Mandić Milan (Clinical Center Niš, Clinic for physical medicine and rehabilitation, Niš)
Aranđelović Mirjana (Faculty of Medicine, Niš)
Rančić Nataša ORCID iD icon (Faculty of Medicine, Niš + Institute for public health, Niš)
Nikolić Maja ORCID iD icon (Faculty of Medicine, Niš + Institute for public health, Niš)
Veličković Zoran (Faculty of Medicine, Niš + Institute for public health, Niš)

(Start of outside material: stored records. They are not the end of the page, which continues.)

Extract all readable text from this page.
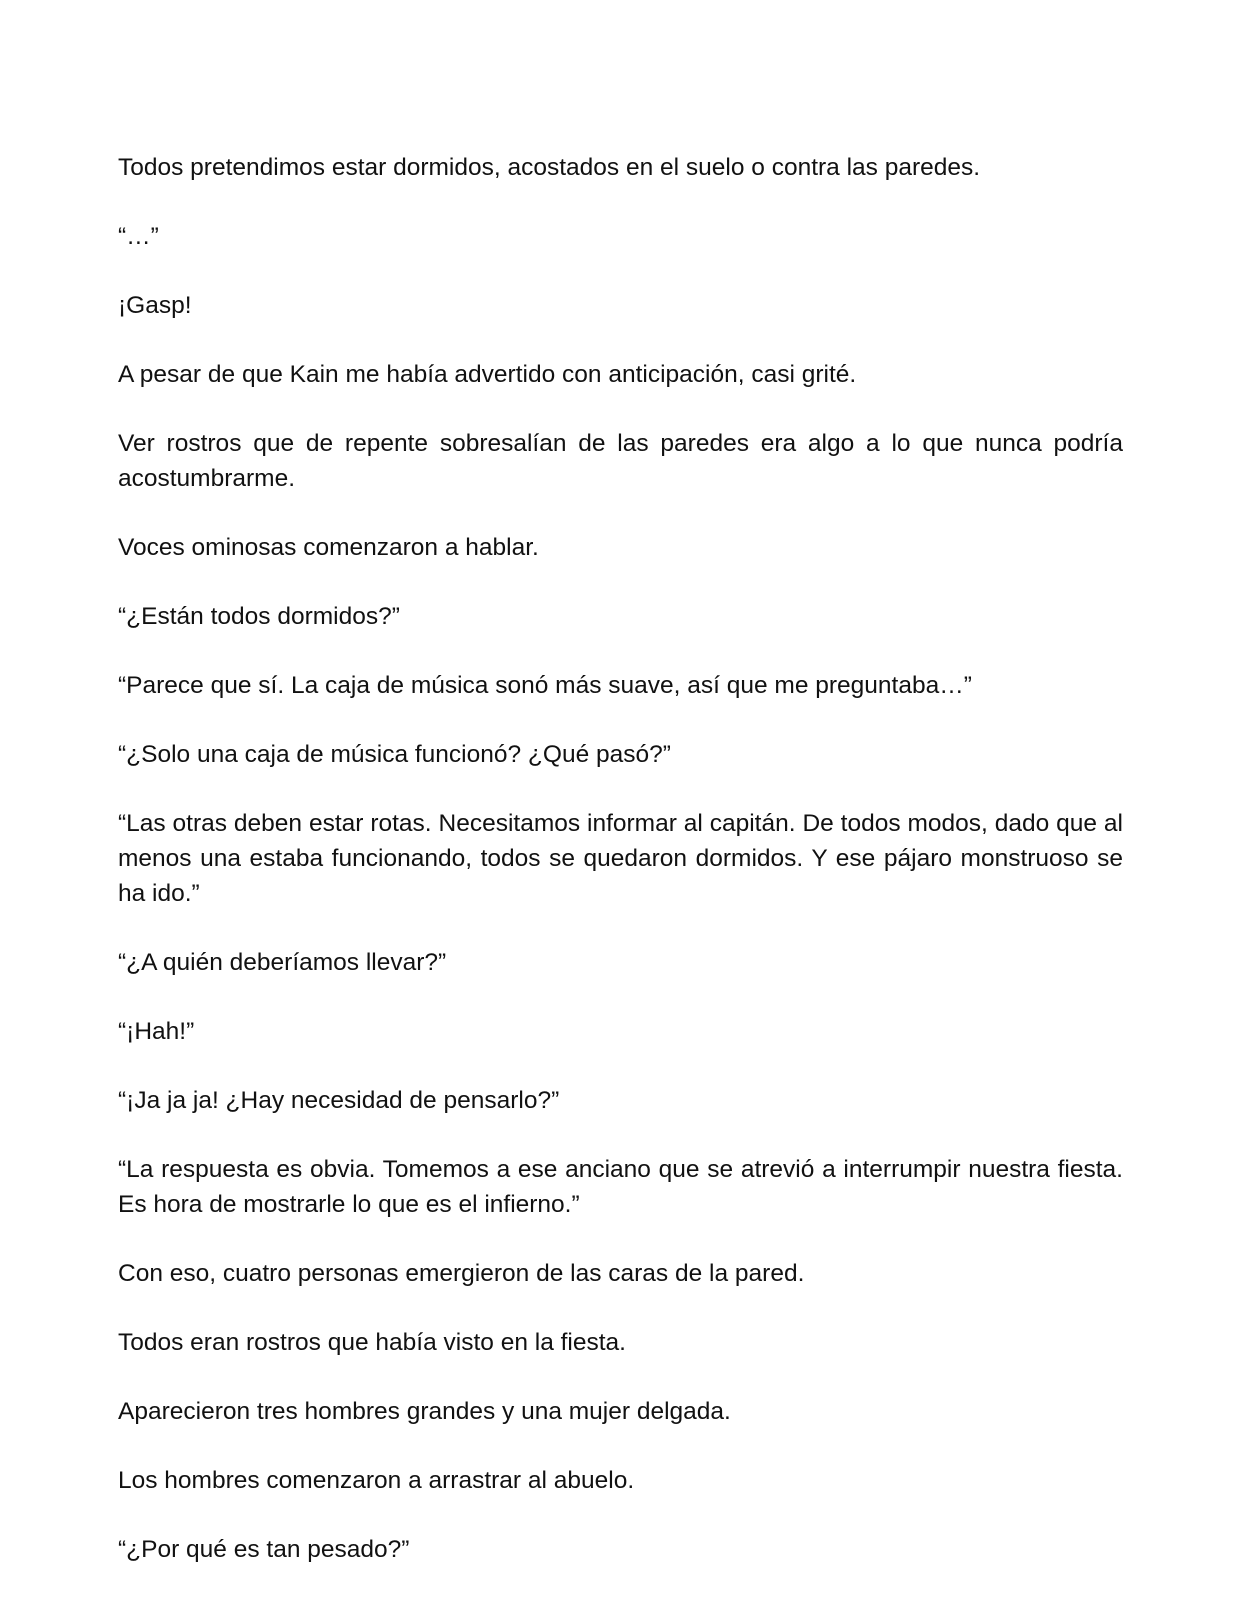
Todos pretendimos estar dormidos, acostados en el suelo o contra las paredes.

“…”

¡Gasp!

A pesar de que Kain me había advertido con anticipación, casi grité.

Ver rostros que de repente sobresalían de las paredes era algo a lo que nunca podría acostumbrarme.

Voces ominosas comenzaron a hablar.

“¿Están todos dormidos?”

“Parece que sí. La caja de música sonó más suave, así que me preguntaba…”

“¿Solo una caja de música funcionó? ¿Qué pasó?”

“Las otras deben estar rotas. Necesitamos informar al capitán. De todos modos, dado que al menos una estaba funcionando, todos se quedaron dormidos. Y ese pájaro monstruoso se ha ido.”

“¿A quién deberíamos llevar?”

“¡Hah!”

“¡Ja ja ja! ¿Hay necesidad de pensarlo?”

“La respuesta es obvia. Tomemos a ese anciano que se atrevió a interrumpir nuestra fiesta. Es hora de mostrarle lo que es el infierno.”

Con eso, cuatro personas emergieron de las caras de la pared.

Todos eran rostros que había visto en la fiesta.

Aparecieron tres hombres grandes y una mujer delgada.

Los hombres comenzaron a arrastrar al abuelo.

“¿Por qué es tan pesado?”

Introduction/Objective It has been estimated that 50% of strokes are preventable through the control of modifiable risk factors. The objective of the paper was to determine the correlation between the risk factors, functional status, and the health-related quality of life (HRQOL) of stroke survivors. Method The prospective cohort study was used. The study included 136 patients 30–79 years old. Functional recovery was assessed using the Barthel index (BI) and the Modified Rankin Scale (mRS). The HRQOL was evaluated by the generic Short Form 36 (SF-36) questionnaire. BI and mRS were determined at admission at the rehabilitation, one, three and six months after the stroke. The SF-36 was filled out at the same time. The analysis of the repeated measure variance (Repeated Measures ANOVA) was applied, as well as the correlation analysis and Spearman’s coefficient of rank correlation. Results A total number of 136 patients [66 (48.5%) male and 70 (51.5%) female] completed the questionnaire. The average age of stroke survivors was 63.72 ± 8.73. At admission, mRS was 4.75 ± 0.55, and six months after the stroke onset it decreased to 2.60 ± 1.08. The average value of BI at admission was 25 ± 24.66, and within six months it increased to 83.75 ± 18.59 (p = 0.001). The ANOVA showed that the values of mRS significantly decreased (p < 0.001) and the values of BI significantly increased (ANOVA: p < 0.001). All domains of the SF-36 questionnaire, except for the pain domain, significantly increased (p < 0.001). The physical function (r = 0.238; p < 0. 01), physical role (r = 0.199; p < 0.05), and emotional role (r = 0.237; p < 0.01) were significantly lower among alcohol addicts (r = 0.199; p < 0.05). Mental health (r = 0.244; p < 0.01) and social relationships domains were significantly lower among smokers (r = 0.272; p < 0.01). The general health (r = -0.290; p < 001) and health condition change domains were significantly lower among smokers (r = 0.225; p < 0.01). Conclusion The most important risk factor which was negatively correlated with the HRQOL was smoking. The patients who were smokers and alcohol addicts had a significantly smaller increase of the HRQOL domains compared to other patent groups. Six months after the stroke, all domains of the HRQOL significantly increased. The significant improvement of patients’ functional status was positively correlated to the increase of their HRQOL.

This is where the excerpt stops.